Thursday, 13 February 2014

Do I want to change the world?

Sounds a bit ambitious! This question was asked at a recent writers' meeting held at Gladstone's Library where most of the Malinding series of books were written. It gave me rather a shock at the time but I've thought about it and I've decided that, yes, I do want to change the world!
Think back to your days at school; the bullies picked on what they thought were differences between children - red hair, perhaps, or perhaps some one who wore glasses or the 'wrong' type of clothes - and made their lives a misery. It occurs to me now that in fact people all over the world have far more in common than is usually thought. My friends of whatever colour or creed want to live in peace, provide their families with a home, enough food, and to manage to keep them healthy and educated. They want to be able to greet each new day with a smile and know where the next meal is coming from.
 It seems that our politicians want something different - power.
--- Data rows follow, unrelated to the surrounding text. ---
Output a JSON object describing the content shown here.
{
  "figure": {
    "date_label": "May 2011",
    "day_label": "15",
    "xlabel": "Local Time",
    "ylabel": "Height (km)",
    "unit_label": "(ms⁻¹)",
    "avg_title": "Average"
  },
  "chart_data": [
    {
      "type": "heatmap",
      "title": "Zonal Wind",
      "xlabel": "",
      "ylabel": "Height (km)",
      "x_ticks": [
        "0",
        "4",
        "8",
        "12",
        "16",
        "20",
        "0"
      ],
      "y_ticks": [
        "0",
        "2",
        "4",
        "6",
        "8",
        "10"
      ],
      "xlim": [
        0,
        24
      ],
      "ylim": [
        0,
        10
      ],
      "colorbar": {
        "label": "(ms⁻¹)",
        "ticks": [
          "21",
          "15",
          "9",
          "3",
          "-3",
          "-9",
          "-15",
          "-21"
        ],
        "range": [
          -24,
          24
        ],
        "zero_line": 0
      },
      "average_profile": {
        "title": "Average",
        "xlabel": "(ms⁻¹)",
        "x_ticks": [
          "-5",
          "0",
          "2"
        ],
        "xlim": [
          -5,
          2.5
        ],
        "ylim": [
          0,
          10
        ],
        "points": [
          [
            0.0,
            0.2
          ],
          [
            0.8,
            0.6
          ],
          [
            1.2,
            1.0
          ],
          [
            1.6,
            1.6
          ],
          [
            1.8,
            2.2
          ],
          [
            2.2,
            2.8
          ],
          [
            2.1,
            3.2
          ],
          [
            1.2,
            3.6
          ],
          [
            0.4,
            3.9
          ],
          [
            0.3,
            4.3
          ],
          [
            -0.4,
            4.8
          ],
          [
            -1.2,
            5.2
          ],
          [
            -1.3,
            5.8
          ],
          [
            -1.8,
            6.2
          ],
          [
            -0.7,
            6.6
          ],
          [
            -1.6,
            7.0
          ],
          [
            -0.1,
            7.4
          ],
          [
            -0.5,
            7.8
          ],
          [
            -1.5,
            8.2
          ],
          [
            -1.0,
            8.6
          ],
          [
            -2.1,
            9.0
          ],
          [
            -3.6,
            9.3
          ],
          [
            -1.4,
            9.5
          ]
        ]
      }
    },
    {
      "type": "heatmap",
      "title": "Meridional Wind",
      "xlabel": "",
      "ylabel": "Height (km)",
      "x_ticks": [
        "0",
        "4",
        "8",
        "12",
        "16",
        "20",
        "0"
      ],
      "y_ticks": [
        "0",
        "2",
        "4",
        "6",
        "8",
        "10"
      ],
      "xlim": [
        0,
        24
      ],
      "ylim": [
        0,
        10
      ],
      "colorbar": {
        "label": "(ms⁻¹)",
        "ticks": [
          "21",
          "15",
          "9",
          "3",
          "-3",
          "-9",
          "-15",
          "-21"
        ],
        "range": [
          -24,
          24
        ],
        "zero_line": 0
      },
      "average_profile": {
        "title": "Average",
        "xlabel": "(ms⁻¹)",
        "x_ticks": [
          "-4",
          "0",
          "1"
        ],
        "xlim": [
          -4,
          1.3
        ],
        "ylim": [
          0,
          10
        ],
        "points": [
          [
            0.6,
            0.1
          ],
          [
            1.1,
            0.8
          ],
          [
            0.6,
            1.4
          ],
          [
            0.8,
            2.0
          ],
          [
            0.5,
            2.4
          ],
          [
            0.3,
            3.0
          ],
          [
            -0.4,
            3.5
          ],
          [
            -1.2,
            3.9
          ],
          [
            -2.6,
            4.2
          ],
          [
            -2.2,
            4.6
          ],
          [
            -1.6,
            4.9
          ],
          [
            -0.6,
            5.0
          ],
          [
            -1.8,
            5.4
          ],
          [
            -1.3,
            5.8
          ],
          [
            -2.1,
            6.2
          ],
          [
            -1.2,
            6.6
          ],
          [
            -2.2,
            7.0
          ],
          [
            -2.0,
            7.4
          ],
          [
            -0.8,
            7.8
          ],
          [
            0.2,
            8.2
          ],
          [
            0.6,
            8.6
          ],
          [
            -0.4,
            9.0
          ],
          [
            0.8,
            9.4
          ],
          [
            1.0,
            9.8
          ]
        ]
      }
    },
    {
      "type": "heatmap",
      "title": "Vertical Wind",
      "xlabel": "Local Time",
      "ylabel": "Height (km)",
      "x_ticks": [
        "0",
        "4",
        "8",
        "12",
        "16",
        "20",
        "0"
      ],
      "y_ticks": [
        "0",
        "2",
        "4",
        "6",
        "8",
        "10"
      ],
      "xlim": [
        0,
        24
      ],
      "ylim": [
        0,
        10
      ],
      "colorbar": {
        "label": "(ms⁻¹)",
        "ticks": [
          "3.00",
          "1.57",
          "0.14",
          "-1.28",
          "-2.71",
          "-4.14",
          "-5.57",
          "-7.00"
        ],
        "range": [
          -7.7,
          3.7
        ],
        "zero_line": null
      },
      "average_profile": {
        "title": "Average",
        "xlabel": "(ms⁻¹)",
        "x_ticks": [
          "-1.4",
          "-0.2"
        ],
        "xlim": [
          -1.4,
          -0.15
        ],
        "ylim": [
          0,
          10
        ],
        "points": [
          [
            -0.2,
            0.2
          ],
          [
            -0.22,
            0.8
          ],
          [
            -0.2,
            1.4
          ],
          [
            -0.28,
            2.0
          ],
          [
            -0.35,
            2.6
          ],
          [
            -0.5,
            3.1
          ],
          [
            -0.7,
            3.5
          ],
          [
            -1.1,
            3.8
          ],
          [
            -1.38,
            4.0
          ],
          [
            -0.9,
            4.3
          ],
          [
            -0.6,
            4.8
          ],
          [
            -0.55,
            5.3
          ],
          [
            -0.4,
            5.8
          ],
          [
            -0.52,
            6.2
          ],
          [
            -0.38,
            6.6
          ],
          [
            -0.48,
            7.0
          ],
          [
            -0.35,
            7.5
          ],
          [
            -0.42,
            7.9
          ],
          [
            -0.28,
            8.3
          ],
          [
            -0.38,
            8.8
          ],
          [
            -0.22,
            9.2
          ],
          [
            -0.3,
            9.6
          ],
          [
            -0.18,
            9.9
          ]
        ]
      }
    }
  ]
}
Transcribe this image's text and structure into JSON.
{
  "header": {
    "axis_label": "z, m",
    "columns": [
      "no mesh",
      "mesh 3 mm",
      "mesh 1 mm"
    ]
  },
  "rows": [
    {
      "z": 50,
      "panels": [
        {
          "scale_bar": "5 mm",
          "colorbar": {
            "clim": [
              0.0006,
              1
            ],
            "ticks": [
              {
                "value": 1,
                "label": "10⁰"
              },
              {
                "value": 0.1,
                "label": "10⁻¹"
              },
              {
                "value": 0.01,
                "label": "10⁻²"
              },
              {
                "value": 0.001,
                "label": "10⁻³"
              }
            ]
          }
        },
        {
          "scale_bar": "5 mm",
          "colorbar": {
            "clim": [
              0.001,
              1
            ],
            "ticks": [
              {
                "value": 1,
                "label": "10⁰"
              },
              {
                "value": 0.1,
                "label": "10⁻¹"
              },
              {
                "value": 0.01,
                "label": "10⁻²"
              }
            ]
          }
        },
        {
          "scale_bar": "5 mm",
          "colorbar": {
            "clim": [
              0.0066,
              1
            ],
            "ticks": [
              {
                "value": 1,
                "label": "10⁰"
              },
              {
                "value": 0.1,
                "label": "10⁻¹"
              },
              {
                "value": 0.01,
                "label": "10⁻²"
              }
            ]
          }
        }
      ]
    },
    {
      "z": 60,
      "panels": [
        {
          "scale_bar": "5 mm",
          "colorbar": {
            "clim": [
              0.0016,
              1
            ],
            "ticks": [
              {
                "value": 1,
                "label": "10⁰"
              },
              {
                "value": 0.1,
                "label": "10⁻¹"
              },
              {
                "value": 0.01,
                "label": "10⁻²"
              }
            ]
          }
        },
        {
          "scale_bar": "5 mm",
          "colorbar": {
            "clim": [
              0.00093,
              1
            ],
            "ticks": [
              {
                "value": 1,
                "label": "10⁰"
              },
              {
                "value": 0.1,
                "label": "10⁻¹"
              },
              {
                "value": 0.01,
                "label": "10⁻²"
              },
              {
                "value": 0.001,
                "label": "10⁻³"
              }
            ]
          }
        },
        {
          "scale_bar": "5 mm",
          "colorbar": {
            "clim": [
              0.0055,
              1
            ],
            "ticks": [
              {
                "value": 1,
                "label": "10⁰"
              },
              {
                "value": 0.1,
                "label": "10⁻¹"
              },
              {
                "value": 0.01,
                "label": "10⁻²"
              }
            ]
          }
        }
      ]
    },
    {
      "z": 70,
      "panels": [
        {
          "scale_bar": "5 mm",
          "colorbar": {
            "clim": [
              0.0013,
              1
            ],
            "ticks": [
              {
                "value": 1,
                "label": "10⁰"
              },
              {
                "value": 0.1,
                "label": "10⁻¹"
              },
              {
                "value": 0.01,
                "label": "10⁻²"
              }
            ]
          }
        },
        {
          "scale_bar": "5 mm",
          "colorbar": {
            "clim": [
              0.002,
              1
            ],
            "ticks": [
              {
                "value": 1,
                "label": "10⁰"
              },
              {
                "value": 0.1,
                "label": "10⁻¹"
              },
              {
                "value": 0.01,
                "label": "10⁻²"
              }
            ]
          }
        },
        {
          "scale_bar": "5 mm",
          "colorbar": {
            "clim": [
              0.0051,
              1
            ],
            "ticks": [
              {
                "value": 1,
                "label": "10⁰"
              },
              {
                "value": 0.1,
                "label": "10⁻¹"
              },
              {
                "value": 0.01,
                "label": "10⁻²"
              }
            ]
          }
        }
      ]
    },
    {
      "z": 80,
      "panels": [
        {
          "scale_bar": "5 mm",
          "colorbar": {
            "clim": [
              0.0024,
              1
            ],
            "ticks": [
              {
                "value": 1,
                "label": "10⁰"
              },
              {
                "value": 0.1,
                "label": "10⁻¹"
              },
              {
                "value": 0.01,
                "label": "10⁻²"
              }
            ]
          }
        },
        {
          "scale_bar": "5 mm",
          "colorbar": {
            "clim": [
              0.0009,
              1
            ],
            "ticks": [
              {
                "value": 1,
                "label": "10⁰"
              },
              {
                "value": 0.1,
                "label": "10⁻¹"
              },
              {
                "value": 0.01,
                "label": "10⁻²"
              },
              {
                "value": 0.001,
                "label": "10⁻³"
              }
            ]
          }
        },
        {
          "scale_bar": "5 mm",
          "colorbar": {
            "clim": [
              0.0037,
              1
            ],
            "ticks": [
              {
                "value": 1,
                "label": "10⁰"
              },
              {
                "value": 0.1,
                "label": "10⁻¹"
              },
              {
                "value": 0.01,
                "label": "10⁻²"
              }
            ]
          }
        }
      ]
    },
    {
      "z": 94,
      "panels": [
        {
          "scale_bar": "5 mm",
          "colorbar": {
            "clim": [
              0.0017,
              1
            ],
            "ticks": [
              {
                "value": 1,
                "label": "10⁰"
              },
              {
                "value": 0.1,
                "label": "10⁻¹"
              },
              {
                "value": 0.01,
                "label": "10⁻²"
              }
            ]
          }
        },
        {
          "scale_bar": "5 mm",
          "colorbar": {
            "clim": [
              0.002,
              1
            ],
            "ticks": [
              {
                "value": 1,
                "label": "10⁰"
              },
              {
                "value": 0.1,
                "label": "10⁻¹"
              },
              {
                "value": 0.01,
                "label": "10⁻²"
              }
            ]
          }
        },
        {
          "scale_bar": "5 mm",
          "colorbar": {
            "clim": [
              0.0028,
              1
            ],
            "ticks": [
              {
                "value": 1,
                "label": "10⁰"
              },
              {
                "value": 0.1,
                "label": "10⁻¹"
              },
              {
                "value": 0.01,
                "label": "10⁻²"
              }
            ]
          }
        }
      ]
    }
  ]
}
Yesterday's paper - The Guardian - had a centre-page spread showing that Britain has been at war, somewhere in the world, every year for the last hundred years. Surely that's a record to be ashamed of?
 My books try to show people in my two favourite countries living at peace with one another. 'Empty Bananas' has an old, sad, white man finding love and a reason for living in Malinding village (which, as I often point out, does not exist but it might do!); 'The Mechanical Girl' is a story about an uneducated girl who achieves great things and sets about improving the world in her own way; 'Mussukunda' is a story about a middle-aged, unemployed white woman who changes the world (and her life), by volunteering to work in a refuge for women; 'The Alkalo' is the story of a woman - the lady who married the sad white man mentioned a few lines above - and rises to a position of great responsibility in her village (no prize for guessing the name of the village ...).
 The book I'm working on at the present is intended to show the truth of the saying "for evil to flourish it is only necessary for good men to do nothing" and tells the story of how a tiny nation saves civilisation by acts of kindness. I like my books to have happy endings!
 Rant over. Thanks for putting up with me for so long.